I've had personal experience with most of these — save cave painting and the more esoteric forms of hardware — and I think I can say with confidence that they have not changed my brain.

What especially attracts my attention, though, is that the more complex types of external software — including the Internet — tend to involve communication and interaction, and thus they tend to be specifically social: they tend to involve the thoughts, feelings, and actions of many individuals, pooled in some way to make them accessible to individuals, including me. The Internet thus facilitates an age-old tendency of the human mind to benefit from our tendency as a species to be homo dictyous (network man), an innate tendency we all have to connect with others and to be influenced by them. In this regard, the Internet is both mind-expanding and atavistic.

The Internet is no different than previous (equally monumental) brain-enhancing technologies such as books or telephony, and I doubt whether books and telephony have changed the way I think, in the sense of actually changing the way my brain works (which is the particular way I am taking the question before us). In fact, I would say that it is much more correct to say that our thinking gave rise to the Internet than that the Internet gave rise to our thinking. Another apt analogy is perhaps mathematics. It has taken centuries for humans to accumulate mathematical knowledge; and I learned geometry and calculus in high school in a way that probably would have astonished mathematicians just a few centuries ago. But, like other students, I did this with the same brain we've all had for millennia. The math surely changed how I think about the world. But did it change the way I think? Did it change my brain? The answer is mostly no.

To be clear, the Internet is assuredly changing quite a few things related to cognition and social interaction. One widely appreciated and important example of both is the way the Internet facilitates hive-mind phenomena, like Wikipedia, that integrate the altruistic impulses and the knowledge of thousands of far-flung individuals.
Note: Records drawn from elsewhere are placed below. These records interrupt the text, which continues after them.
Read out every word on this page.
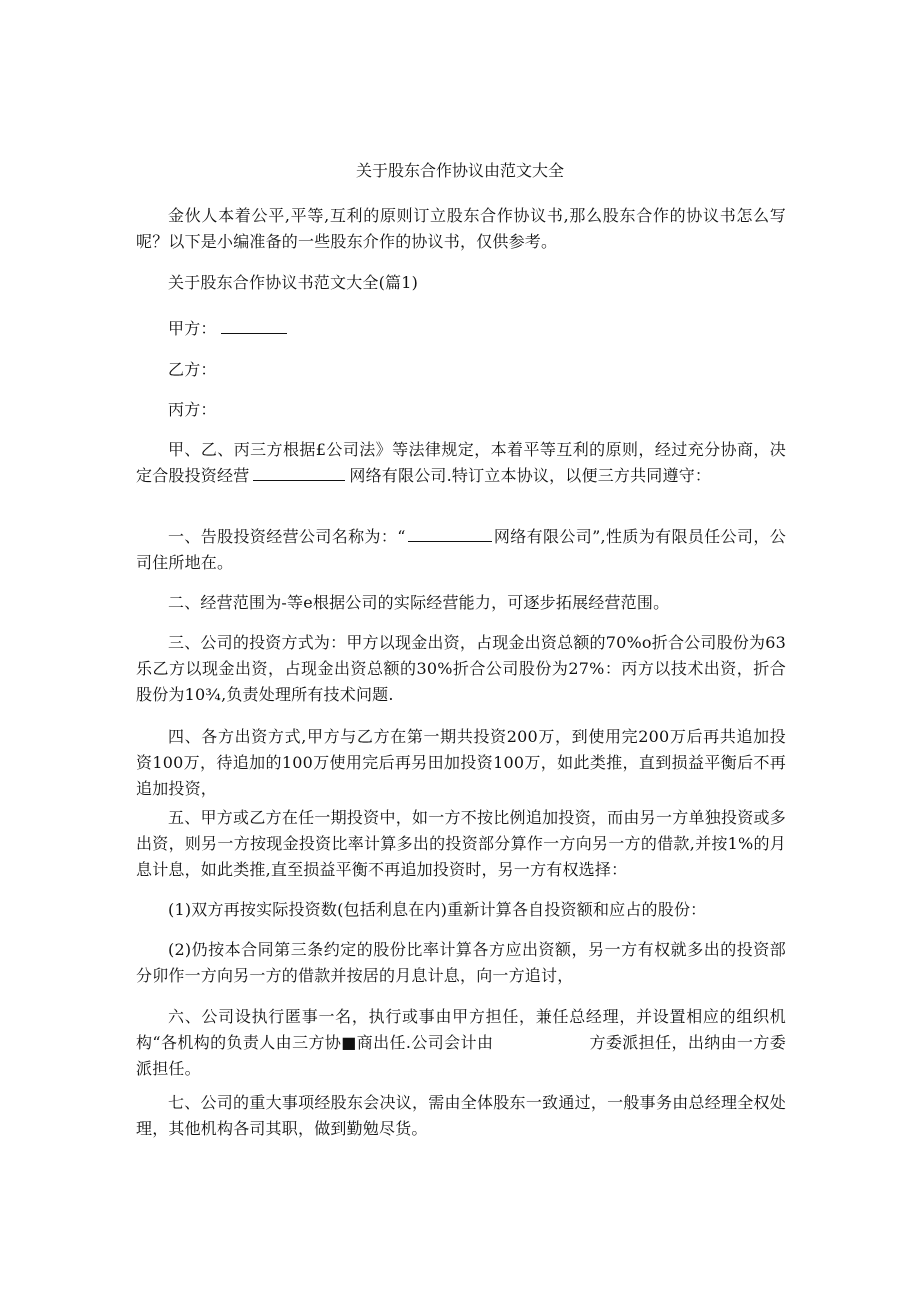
关于股东合作协议由范文大全
金伙人本着公平,平等,互利的原则订立股东合作协议书,那么股东合作的协议书怎么写呢？以下是小编准备的一些股东介作的协议书，仅供参考。
关于股东合作协议书范文大全(篇1)
甲方：
乙方：
丙方：
甲、乙、丙三方根据£公司法》等法律规定，本着平等互利的原则，经过充分协商，决定合股投资经营	网络有限公司.特订立本协议，以便三方共同遵守：
一、告股投资经营公司名称为：“	网络有限公司”,性质为有限员任公司，公司住所地在。
二、经营范围为-等e根据公司的实际经营能力，可逐步拓展经营范围。
三、公司的投资方式为：甲方以现金出资，占现金出资总额的70%o折合公司股份为63乐乙方以现金出资，占现金出资总额的30%折合公司股份为27%：丙方以技术出资，折合股份为10¾,负责处理所有技术问题.
四、各方出资方式,甲方与乙方在第一期共投资200万，到使用完200万后再共追加投资100万，待追加的100万使用完后再另田加投资100万，如此类推，直到损益平衡后不再追加投资，
五、甲方或乙方在任一期投资中，如一方不按比例追加投资，而由另一方单独投资或多出资，则另一方按现金投资比率计算多出的投资部分算作一方向另一方的借款,并按1%的月息计息，如此类推,直至损益平衡不再追加投资时，另一方有权选择：
(1)双方再按实际投资数(包括利息在内)重新计算各自投资额和应占的股份：
(2)仍按本合同第三条约定的股份比率计算各方应出资额，另一方有权就多出的投资部分卯作一方向另一方的借款并按居的月息计息，向一方追讨，
六、公司设执行匿事一名，执行或事由甲方担任，兼任总经理，并设置相应的组织机构“各机构的负责人由三方协■商出任.公司会计由	方委派担任，出纳由一方委派担任。
七、公司的重大事项经股东会决议，需由全体股东一致通过，一般事务由总经理全权处理，其他机构各司其职，做到勤勉尽货。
To the extent that I participate in such things (and I do), my thinking and I are both affected by the Internet.

But most thinking serves social ends. A strong indicator of this fact is that the intellectual content of most conversation is trivial, and it certainly is not focused on complex ideas about philosophy or mathematics. In fact, how often — unless we are ten-year-old boys — do we even think or talk about predators or navigation, which have ostensibly been important topics of thought and conversation for quite some time? Mostly, we think about, and talk about, each other. This is probably even true for those of us who spend our lives as scientists.

Indeed, our brains likely evolved their capacity for intelligence in response to the demands of social (rather than environmental) complexity. The evolution of larger social groups among primates required and benefited from the evolution of a larger neo-cortex (the outer, thinking part of our brain), and managing social complexity in turn required and benefited from the evolution of language. Known as the "social brain hypothesis," this idea posits that the reason we think at all has to do with our embeddedness in social life.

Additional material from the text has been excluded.